Les situations de tensions relationnelles font souvent l’objet de demande de coachings. Ce sont des accompagnements délicats car le coaché arrive éprouvé en séance avec un passif relationnel souvent lourd de plusieurs semaines voire plusieurs mois de conflit larvé ou déclaré.
Dans ces situations, il est tentant pour les salariés impliqués de s’éviter au lieu de s’ajuster. Or l’évitement crée de la violence, celle de ne pas être entendu, de se sentir ignoré voire déconsidéré, de vivre de l’injustice. Il favorise la cristallisation des tensions avec des conséquences RH parfois radicales : mobilité ‘subie’, perte de crédibilité avec impossibilité de mener à bien ses missions, ambiance de travail délétère, arrêt maladie et risques psychosociaux voire départ « forcé » de l’entreprise.
A force de désajustement les salariés en conflit finissent par ne plus du tout se comprendre, et ce qui pouvait être au point de départ « juste » une manière différente d’appréhender les évènements, se transforme en une histoire de personnes (« je ne me sens pas respecté » ; « il le fait exprès pour me mettre en difficulté » ; « il ne m’a jamais apprécié » ; …). Progressivement s’opère un glissement sur le terrain du personnel, terrain hautement inflammable car chargé émotionnellement, où le réactionnel devient la règle, le théâtre de répétitions sans issue satisfaisante possible.
En séance, je travaille avec le coaché à baisser la charge émotionnelle, en accueillant l’inconfort de ce qu’il vit et qui correspond parfois à la réactivation de situations anciennes vécues, situations potentiellement traumatiques sur la base desquelles il s’est construit une stratégie de protection (attaque, repli, évitement). C’est la phase d’accueil et de réparation.
Je suis parfois aussi amenée à reconnaître l’injustice d’une situation qui n’est pas le fruit d’une intention de nuire (j’ai sinon un rôle d’alerte auprès des RH ou du DG) mais la résultante d’un enchaînement « malheureux » d’évènements.
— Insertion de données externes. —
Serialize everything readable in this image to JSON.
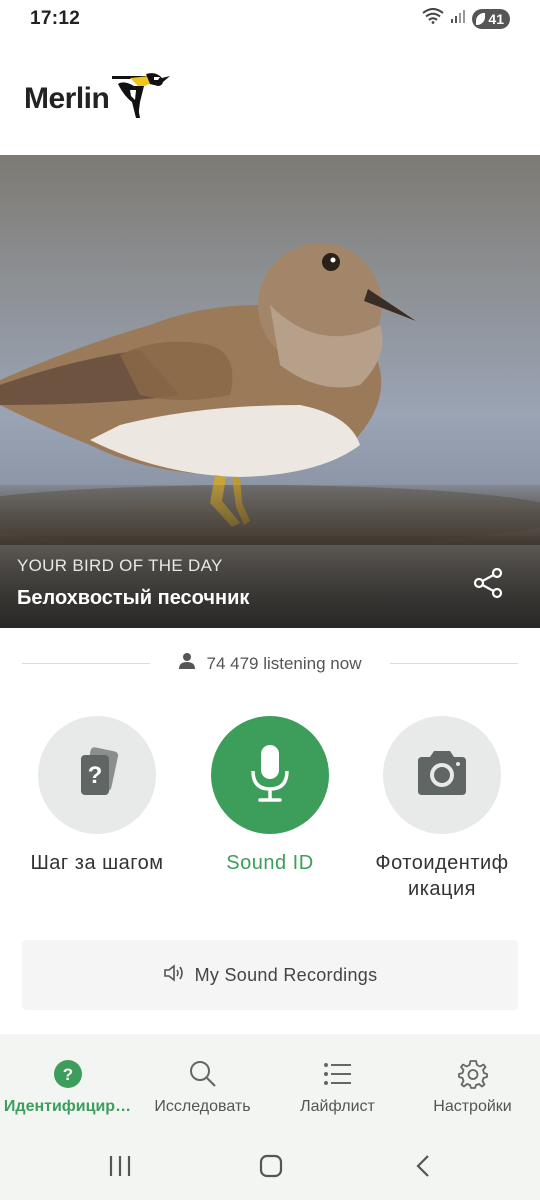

Quand c’est possible et que la personne en a les ressources, s’ouvre ensuite une phase de confrontation souvent fructueuse à l’occasion de laquelle le coaché contacte des ressources dont il ne soupçonnait pas l’existence ; ressources dont il ne disposait pas à l’époque et qui lui permettent aujourd’hui de rompre la répétition.
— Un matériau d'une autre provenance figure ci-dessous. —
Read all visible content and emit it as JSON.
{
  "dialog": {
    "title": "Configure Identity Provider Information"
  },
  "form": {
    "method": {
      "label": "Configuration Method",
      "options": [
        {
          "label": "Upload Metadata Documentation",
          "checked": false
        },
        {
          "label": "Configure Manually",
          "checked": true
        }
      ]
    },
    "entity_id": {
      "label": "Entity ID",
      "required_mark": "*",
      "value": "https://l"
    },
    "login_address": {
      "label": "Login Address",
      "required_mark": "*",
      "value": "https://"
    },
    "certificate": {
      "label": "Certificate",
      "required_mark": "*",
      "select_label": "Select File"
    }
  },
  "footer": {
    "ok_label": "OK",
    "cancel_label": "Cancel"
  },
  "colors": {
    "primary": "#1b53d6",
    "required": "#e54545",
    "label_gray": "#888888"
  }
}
Le télétravail en ce qu’il offre cette « solution » de facilité de s’éviter au lieu de s’ajuster, invite à encore plus de courage managérial et d’agilité relationnelle car rester en lien demande des efforts pour sortir de son mode d’interaction naturel et se mettre dans les baskets de son interlocuteur. En cela, la process communication offre un éclairage intéressant en sensibilisant le coaché à d’autres modes de fonctionnement que le sien.
Mais c’est avant tout l’expérience relationnelle qui se vit en coaching qui est modélisante. De la même manière que le manager doit faire preuve de courage pour conserver le lien avec son collaborateur, le coach doit passer de la réparation (reconnaître le douloureux de la situation) à la confrontation (dire ce que le coaché n’a pas envie d’entendre) tout en conservant l’alliance. Le coach traverse l’inconfort de se faire l’échos de cet « Autre » sur lequel le coaché cristallise toute son aversion. Dans le même temps il reste vigilant à ne pas ajouter de la violence à la violence, en identifiant le bon moment, celui où la confrontation va être fructueuse au risque sinon de renforcer les résistances du coaché et d’apparaître déloyal.
L’entretien tripartite en présence du manager et parfois des RH est une autre occasion de se dire les choses avec le soutien du coach. De se remettre les uns et les autres en responsabilité, et de collectivement trouver une manière de sortir par le haut d’une situation relationnelle conflictuelle qui pourrait sinon s’enliser jusqu’à un point de non-retour.
Accompagner une personne confrontée à des tensions relationnelles au travail, c’est remettre de la fluidité et de l’humain, là où elle vit de la violence et de l’inextricable. C’est aussi aider le système (le binôme/l’équipe/l’entreprise) en permettant que chacun des acteurs impliqués participent, en responsabilité, à la sortie d’une situation de crise.